I don’t know about you but we’re feeling Twentytwo, an amazing project found at 22 Bishopsgate in the heart of London. This afternoon site visit with Multiplex proved to be the perfect way to end a great trip. GLCM enjoyed the opportunity to tour the site and learn about the trials and tribulations that come with building a 62 story, 278m tall building. Twentytwo is being developed by AXA and Lipton Rogers Development with a JCT Design and Build contract valued at approximately £590 million, equivalent to $752 million. Upon its completion in 2019, Twentytwo will house a fresh food market, gym, spa, various businesses and restaurants, and London’s highest free public viewing gallery. At over 1 million square feet of flexible work space, there is a large variety of businesses that will soon move in to Twentytwo.
After a warm welcome from security staff at the entrance, students were eager to learn from Eunan and Amy about the details of the Twentytwo project and tour the site. The presentation covered a general overview, followed by information on the buildings foundation, sub and superstructure, stability system and a lesson on axial shortening. Great conversation was had about the building and its structural components.
The building is made up of a steel framed tower with a concrete jump-form core as the central support. There are three outrigger stability structures comprised of three columns on each side of the core and at two positions in the building, levels 25 and 41, these outriggers are connected to the core through trusses as tall as the story itself. These trusses were strategically placed in the mechanical rooms so as not to decrease the amount of usable floor space in the building. This system is not common to what you would see in the United States, but works best for this project. To easier visualize, this system can be compared to a skier with their arms straight out from their bodies holding ski poles parallel to the body. The skier’s body is the concrete core with the arm and ski pole as the truss and column that make up the outrigger structure. With ski poles, the skier is much more stable than if they were to stand with their arms straight down. Similarly, the skyscraper will be much more stable with the three outrigger structures.

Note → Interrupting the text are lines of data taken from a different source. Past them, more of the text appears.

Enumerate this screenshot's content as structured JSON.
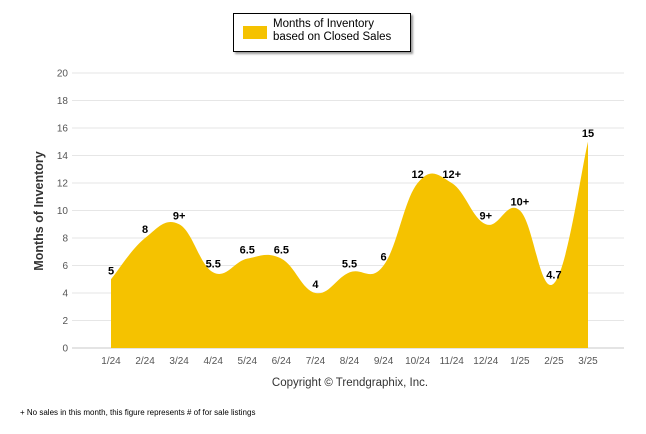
{
  "chart_data": {
    "type": "area",
    "categories": [
      "1/24",
      "2/24",
      "3/24",
      "4/24",
      "5/24",
      "6/24",
      "7/24",
      "8/24",
      "9/24",
      "10/24",
      "11/24",
      "12/24",
      "1/25",
      "2/25",
      "3/25"
    ],
    "series": [
      {
        "name": "Months of Inventory based on Closed Sales",
        "values": [
          5,
          8,
          9,
          5.5,
          6.5,
          6.5,
          4,
          5.5,
          6,
          12,
          12,
          9,
          10,
          4.7,
          15
        ],
        "labels": [
          "5",
          "8",
          "9+",
          "5.5",
          "6.5",
          "6.5",
          "4",
          "5.5",
          "6",
          "12",
          "12+",
          "9+",
          "10+",
          "4.7",
          "15"
        ],
        "color": "#F5C200"
      }
    ],
    "ylabel": "Months of Inventory",
    "xlabel": "",
    "ylim": [
      0,
      20
    ],
    "yticks": [
      0,
      2,
      4,
      6,
      8,
      10,
      12,
      14,
      16,
      18,
      20
    ],
    "grid": true,
    "legend_position": "top-center"
  },
  "legend": {
    "label": "Months of Inventory based on Closed Sales"
  },
  "copyright": "Copyright © Trendgraphix, Inc.",
  "footnote": "+ No sales in this month, this figure represents # of for sale listings",
  "colors": {
    "area": "#F5C200",
    "grid": "#e6e6e6"
  }
}
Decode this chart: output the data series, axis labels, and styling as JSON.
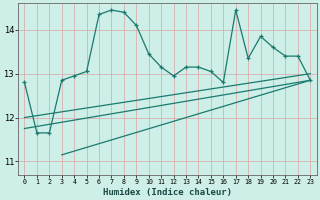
{
  "xlabel": "Humidex (Indice chaleur)",
  "bg_color": "#ceeee8",
  "line_color": "#1a7a6e",
  "grid_color": "#b0d8d0",
  "xlim": [
    -0.5,
    23.5
  ],
  "ylim": [
    10.7,
    14.6
  ],
  "yticks": [
    11,
    12,
    13,
    14
  ],
  "xticks": [
    0,
    1,
    2,
    3,
    4,
    5,
    6,
    7,
    8,
    9,
    10,
    11,
    12,
    13,
    14,
    15,
    16,
    17,
    18,
    19,
    20,
    21,
    22,
    23
  ],
  "series1_x": [
    0,
    1,
    2,
    3,
    4,
    5,
    6,
    7,
    8,
    9,
    10,
    11,
    12,
    13,
    14,
    15,
    16,
    17,
    18,
    19,
    20,
    21,
    22,
    23
  ],
  "series1_y": [
    12.8,
    11.65,
    11.65,
    12.85,
    12.95,
    13.05,
    14.35,
    14.45,
    14.4,
    14.1,
    13.45,
    13.15,
    12.95,
    13.15,
    13.15,
    13.05,
    12.8,
    14.45,
    13.35,
    13.85,
    13.6,
    13.4,
    13.4,
    12.85
  ],
  "series2_x": [
    0,
    23
  ],
  "series2_y": [
    11.75,
    12.85
  ],
  "series3_x": [
    0,
    23
  ],
  "series3_y": [
    12.0,
    13.0
  ],
  "series4_x": [
    3,
    23
  ],
  "series4_y": [
    11.15,
    12.85
  ]
}
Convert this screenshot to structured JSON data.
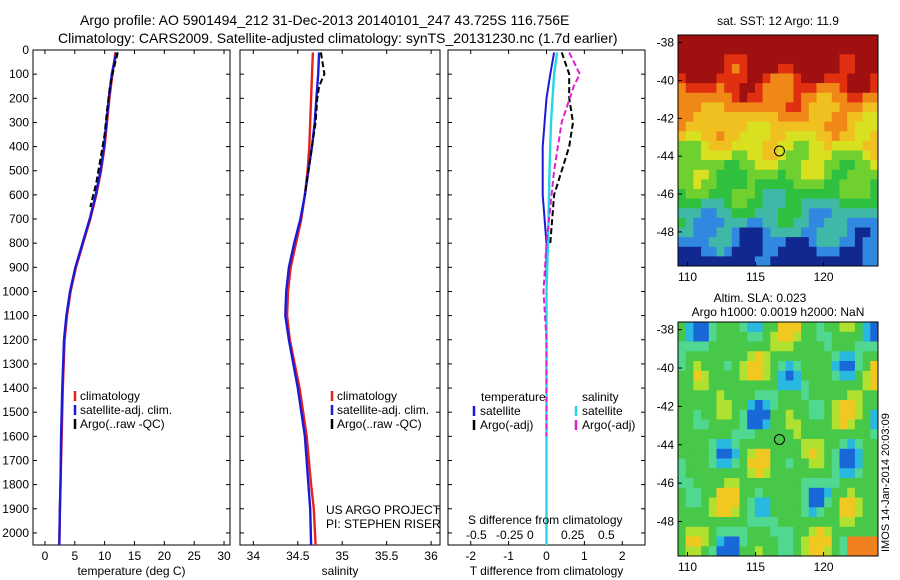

Another item we found unique was the use of composite cellular beams, as seen above. Cellular beams allow for more flexibility in the building and as their popularity increases, they become a more cost-effective option. For as big as Twentytwo is, it is vital to keep the building as light as possible. Cellular beams are a lighter option than traditional beams so they were an obvious choice on this tower. They also allow for pipes and ducts to pass through the openings, seen clearly in the picture above. These beams could be found on all levels. After riding the lift up to level 55, we experienced breathtaking views of the city from above. The Walkie Talkie and the Shard (below) and the Tower of London and the Tower Bridge were all visible. These spectacular views are sure to be great assets for the tenants set to move in.
It is important to note that when Twentytwo is complete it will stand 9 meters shorter than the Shard, described as a chip on the shoulder for Multiplex. Unfortunately they are unable to build anything taller than the Shard due to limitations with controlled air space. Construction of Twentytwo cannot exceed a height of approximately 1000 feet at any point. This means that the tower cranes being used to construct it cannot exceed that height for fear of interference with air traffic. At this time, the tower crane on site at its highest point is 1 meter below restricted air space.
A big thank you goes out to the Multiplex team on the 22 Bishopsgate Project for your hospitality and preparing such a great visit for our program!